Additional python packages: intervaltree
Please install via: pip install intervaltree
arg 0: Name of the step to execute.
arg 1: Tab separated file containing the structural variants (SV) to be merged.
arg 2: File containing tandem repeat coordinates given under folder trf_coords.
arg 3: SV type, e.g. DEL, INS.
python main.py MERGE ./test_data/toy_SV_data.csv ./trf_coords/chr21.trf.sorted.gor DEL
Note: Merges SVs within and outside separately. Uses an overlap threshold of 50% for SVs outside of tandem repeats, and a threshold of 85% for SVs within the tandem repeats.
arg 0: Name of the step to execute.
arg 1: Tab separated file containing the structural variants (SV) to be merged.
arg 2: File containing tandem repeat coordinates given under folder trf_coords.
arg 3: Output file name for this step.
arg 4: Relaxation parameter while finding SVs within/outside tandem repeats. E.g. When (SV.begin >= TRR.begin - relaxation) and (SV.end <= TRR.end + relaxation)
, where SV and TRR denotes a structural variant and tandem repeat region, respectively, the SV is accepted as within the given TRR.
python main.py FIND_TRR_OVERLAPS ./test_data/toy_SV_data.csv ./trf_coords/chr21.trf.sorted.gor ./test_data/toy_SV_data.csv.trr_overlap 5
arg 0: Name of the step to execute.
arg 1: File name containing SV and TRR overlaps, i.e. the output file name from the previous step.
arg 2: Output file name for this step.
arg 3: Merging overlap percentage. Note: If different merging overlap parameters will be used for SVs within and outside TRRs, use the smaller percentage in this step.
arg 4: Boolean flag for using the tandem repeat coordinates in SV pre-clustering and merging. Using 1 will carry the SVs within TRRs to the start site of their respective TRRs, using 0 will use the original SV sites.
python main.py PRE_CLUSTER ./test_data/toy_SV_data.csv.trr_overlap ./test_data/toy_SV_data.csv.precluster 50 1
arg 0: Name of the step to execute.
arg 1: File name containing pre-clustered SVs, i.e. output file name from the previous step.

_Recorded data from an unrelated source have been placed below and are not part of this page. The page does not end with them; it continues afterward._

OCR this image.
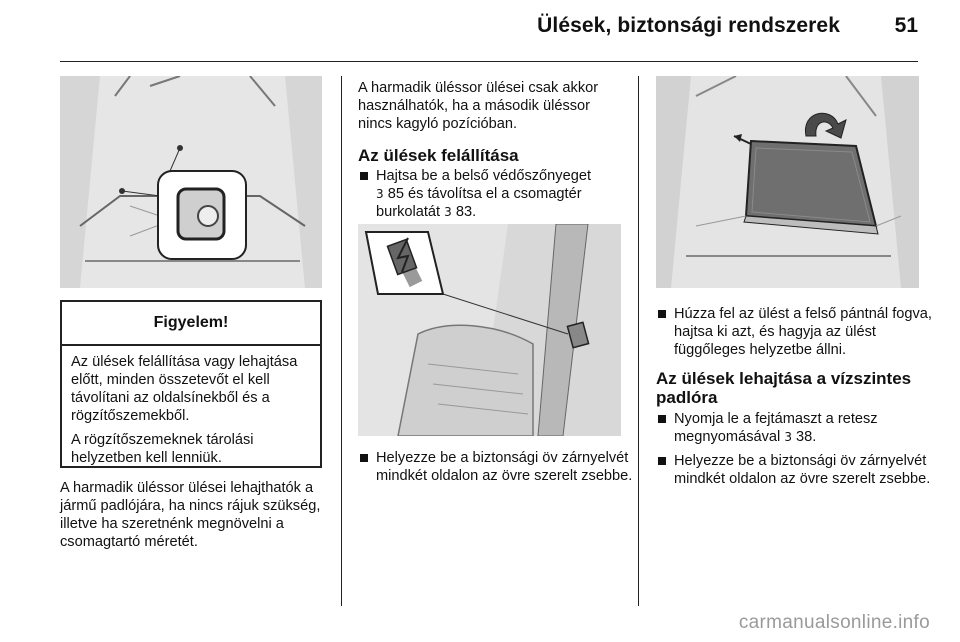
Ülések, biztonsági rendszerek	51
Figyelem!

Az ülések felállítása vagy lehajtása előtt, minden összetevőt el kell távolítani az oldalsínekből és a rögzítőszemekből.

A rögzítőszemeknek tárolási helyzetben kell lenniük.

A harmadik üléssor ülései lehajthatók a jármű padlójára, ha nincs rájuk szükség, illetve ha szeretnénk megnövelni a csomagtartó méretét.

A harmadik üléssor ülései csak akkor használhatók, ha a második üléssor nincs kagyló pozícióban.

Az ülések felállítása
Hajtsa be a belső védőszőnyeget
3 85 és távolítsa el a csomagtér
burkolatát 3 83.
Helyezze be a biztonsági öv zárnyelvét mindkét oldalon az övre szerelt zsebbe.
Húzza fel az ülést a felső pántnál fogva, hajtsa ki azt, és hagyja az ülést függőleges helyzetbe állni.
Az ülések lehajtása a vízszintes padlóra
Nyomja le a fejtámaszt a retesz megnyomásával 3 38.
Helyezze be a biztonsági öv zárnyelvét mindkét oldalon az övre szerelt zsebbe.
carmanualsonline.info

arg 2: Output file name for merged SVs within TRRs.
arg 3: Output file name for merged SVs outside TRRs.
arg 4: SV type, e.g. DEL, INS.
arg 5: Overlap percentage for SVs within TRRs.
arg 6: Overlap percentage for SVs outside TRRs.
python main.py FIND_CLIQUES ./test_data/toy_SV_data.csv.precluster ./test_data/toy_SV_data.csv.intrr.merged.csv ./test_data/toy_SV_data.csv.outtrr.merged.csv DEL 85 50
0: chromosome
1: begin site
2: end site (use begin site + SV length for both insertions and deletions)
3: SV id (unique identifier for the SVs)
4: Sample id (unique identifier for the sample the given SV is found in)
5: Method/algorithm finding the SV
6: SV type (e.g. DEL, INS)
7: SV length
The columns are as follows:
0: SV ids
1: The final clique id for given SV id in the 1st column.
For each clique id, a representative SV can be chosen if there are more than 1 SV per clique id. One approach would be to pick an SV with the most frequent begin, end, or begin-and-end coordinate among the SVs within the same clique id.